Surface Chemistry

Surface Chemistry: a branch of chemistry that deals with the understanding and manipulation of physical properties and chemical nature of various surfaces. Surface chemistry involves the interaction between liquids and a surface or gases and a surface, and is important for the chemical industry as it helps us to understand many important issues that effect out everyday life, for example, why iron rusts, how the automotive catalytic converter works, and how we can produce highly adherent, durable, and low VOC (volatile organic compound) paints and coatings.

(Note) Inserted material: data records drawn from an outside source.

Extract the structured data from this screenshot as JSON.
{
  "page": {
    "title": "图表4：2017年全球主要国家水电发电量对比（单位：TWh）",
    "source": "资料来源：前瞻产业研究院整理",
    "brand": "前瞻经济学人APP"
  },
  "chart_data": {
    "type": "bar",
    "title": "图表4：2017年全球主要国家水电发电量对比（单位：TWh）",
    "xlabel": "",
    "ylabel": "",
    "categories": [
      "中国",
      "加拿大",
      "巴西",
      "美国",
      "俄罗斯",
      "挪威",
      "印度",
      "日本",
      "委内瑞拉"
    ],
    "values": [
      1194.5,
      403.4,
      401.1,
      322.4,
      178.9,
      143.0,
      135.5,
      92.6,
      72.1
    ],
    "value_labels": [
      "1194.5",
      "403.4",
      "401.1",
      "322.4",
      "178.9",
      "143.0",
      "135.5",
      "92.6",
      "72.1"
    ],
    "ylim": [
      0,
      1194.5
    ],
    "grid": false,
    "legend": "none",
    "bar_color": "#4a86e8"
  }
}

Many chemical reactions that occur industrially involve surfaces. Surface chemistry has been around since the time when Nature was busy in putting together the simple building blocks that were eventually assembled into the the formation of the most basic unit of life, the cell. From this perspective, surface chemistry plays a substantial role in the natural selection of chemistry, and in the survival of some of the most primitive forms of life.

The Nobel Prize in Chemistry for 2007 is awarded for groundbreaking studies in surface chemistry to Gerhard Ertl (Fritz-Haber-Institut der Max-Planck-Gesellschaft, Berlin, Germany). This science is important for the chemical industry and can help us to understand such varied processes as why iron rusts, how fuel cells function and how the catalysts in our cars work.

Colloidal chemistry is an industrially important part of surface chemistry; the fruits of this particular branch can be found in all types of household cleaners, medicines in the form of emulsions, drilling fluids, liquid crystal display systems (LCD’s), as well as paints and coatings. A colloidal suspension is a solid / particulate / other liquid that remains evenly dispersed in a liquid without dissolving. Common examples of colloidal solutions include milk, shampoos, and laundry and dish detergents. Colloidal chemistry has been around since ancient times (soap making was common in many ancient and can be traced back near 2800 BC), and pops up in many places throughout history as various cultures became proficient in the use of plant extracts and suspensions for medicines and colourful dyes.